Cosenza: Carabinieri, il consuntivo del 2013


“Mi sento cosentino anche se sono qui da soli due mesi”. Ha esordito così il Col. Giuseppe Brancati, presentando i risultati dell’Arma nel territorio provinciale di Cosenza. Nel 2013 sono aumentati gli omicidi, che sono stati 9. Ma ben 8 hanno già un colpevole. E poi sono diminuite le rapine. Si è operato con migliaia di controlli preventivi, che hanno anche portato a multare duecento persone per guida in stato di ebbrezza o sotto effetto di stupefacenti. E questo a vantaggio della sicurezza stradale. Ma sostanziosi sono stati i sequestri di armi e droga.
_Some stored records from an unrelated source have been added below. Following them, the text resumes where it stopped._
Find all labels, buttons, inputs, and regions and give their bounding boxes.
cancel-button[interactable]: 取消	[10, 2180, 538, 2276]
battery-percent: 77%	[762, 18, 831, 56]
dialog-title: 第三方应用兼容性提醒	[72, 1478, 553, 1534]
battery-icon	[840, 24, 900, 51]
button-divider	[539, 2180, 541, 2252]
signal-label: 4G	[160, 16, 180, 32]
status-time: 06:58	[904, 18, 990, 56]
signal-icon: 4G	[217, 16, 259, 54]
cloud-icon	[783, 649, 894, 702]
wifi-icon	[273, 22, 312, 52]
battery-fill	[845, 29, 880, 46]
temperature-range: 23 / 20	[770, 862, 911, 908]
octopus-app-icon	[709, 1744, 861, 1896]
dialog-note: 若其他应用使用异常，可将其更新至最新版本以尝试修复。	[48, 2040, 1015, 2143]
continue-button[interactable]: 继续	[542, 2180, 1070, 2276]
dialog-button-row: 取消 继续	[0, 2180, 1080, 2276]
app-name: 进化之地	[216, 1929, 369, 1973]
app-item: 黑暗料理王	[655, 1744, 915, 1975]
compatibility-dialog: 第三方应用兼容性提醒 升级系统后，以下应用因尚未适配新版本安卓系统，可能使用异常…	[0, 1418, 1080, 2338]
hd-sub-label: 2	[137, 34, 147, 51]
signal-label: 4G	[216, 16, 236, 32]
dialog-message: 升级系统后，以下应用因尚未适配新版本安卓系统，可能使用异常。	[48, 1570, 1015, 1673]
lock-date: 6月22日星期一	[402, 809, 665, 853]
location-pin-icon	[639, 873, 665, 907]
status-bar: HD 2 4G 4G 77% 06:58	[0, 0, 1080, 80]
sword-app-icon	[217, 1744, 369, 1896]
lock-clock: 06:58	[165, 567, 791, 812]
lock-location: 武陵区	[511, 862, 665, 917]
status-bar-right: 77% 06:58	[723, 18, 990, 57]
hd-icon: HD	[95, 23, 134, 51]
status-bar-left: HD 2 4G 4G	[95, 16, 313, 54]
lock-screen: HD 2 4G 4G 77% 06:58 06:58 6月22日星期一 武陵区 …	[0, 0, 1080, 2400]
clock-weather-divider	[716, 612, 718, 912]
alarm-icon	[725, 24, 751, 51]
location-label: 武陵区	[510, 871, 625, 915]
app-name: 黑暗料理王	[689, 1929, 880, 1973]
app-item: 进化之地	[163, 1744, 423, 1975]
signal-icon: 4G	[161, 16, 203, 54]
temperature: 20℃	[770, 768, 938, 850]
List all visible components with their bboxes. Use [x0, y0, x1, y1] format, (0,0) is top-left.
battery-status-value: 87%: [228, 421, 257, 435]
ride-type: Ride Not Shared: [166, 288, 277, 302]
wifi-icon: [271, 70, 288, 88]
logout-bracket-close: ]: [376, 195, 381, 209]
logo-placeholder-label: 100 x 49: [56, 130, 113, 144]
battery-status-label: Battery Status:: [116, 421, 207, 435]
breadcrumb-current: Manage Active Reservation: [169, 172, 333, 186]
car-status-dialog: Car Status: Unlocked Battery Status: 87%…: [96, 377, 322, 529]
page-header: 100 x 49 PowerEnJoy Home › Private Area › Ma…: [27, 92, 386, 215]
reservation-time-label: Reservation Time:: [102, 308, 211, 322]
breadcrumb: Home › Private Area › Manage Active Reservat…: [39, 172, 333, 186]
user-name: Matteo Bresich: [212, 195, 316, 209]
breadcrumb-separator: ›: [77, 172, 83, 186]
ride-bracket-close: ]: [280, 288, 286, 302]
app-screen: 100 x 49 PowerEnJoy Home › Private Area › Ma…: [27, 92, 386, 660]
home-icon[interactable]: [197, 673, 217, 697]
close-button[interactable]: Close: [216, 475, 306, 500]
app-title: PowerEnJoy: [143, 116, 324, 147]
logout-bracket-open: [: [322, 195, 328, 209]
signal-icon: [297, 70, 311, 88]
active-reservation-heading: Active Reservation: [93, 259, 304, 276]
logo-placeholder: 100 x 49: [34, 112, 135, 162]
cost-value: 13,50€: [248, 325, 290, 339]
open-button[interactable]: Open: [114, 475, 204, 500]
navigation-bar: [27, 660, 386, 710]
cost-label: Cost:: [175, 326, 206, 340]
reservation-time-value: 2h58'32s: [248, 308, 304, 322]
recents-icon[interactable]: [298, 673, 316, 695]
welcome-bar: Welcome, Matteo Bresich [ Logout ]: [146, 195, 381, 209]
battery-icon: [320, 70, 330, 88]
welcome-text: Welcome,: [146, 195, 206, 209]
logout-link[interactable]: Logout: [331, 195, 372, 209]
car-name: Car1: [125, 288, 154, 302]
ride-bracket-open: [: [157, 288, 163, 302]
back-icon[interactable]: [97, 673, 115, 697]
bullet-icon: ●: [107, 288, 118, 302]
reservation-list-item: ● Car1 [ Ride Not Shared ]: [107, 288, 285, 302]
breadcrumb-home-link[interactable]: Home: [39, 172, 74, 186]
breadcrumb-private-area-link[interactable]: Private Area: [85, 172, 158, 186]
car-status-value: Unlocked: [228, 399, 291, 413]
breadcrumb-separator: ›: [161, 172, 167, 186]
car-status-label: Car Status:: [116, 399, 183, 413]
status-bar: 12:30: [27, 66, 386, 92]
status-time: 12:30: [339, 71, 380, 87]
La lotta contro la criminalità organizzata, ha detto Brancati, è sempre una priorità. Ma non parliamo di clan “storici”: non fanno “storia”, ma “schifo”, ha detto il colonnello, che ha puntato l’accento su una presunta pax mafiosa in atto tra le cosche. Dopo aver ricordato che a Cosenza c’è un nuovo collaboratore di giustizia, che sta confermando alcune ipotesi dei militari riguardo molti fatti criminali, Brancati ha sottolineato, tenendo sempre di fianco il Maresciallo Francesco Parisi, Comandante della Stazione dei Carabinieri di Cosenza Nord, che i carabinieri basano il loro controllo del territorio proprio sulle piccole stazioni.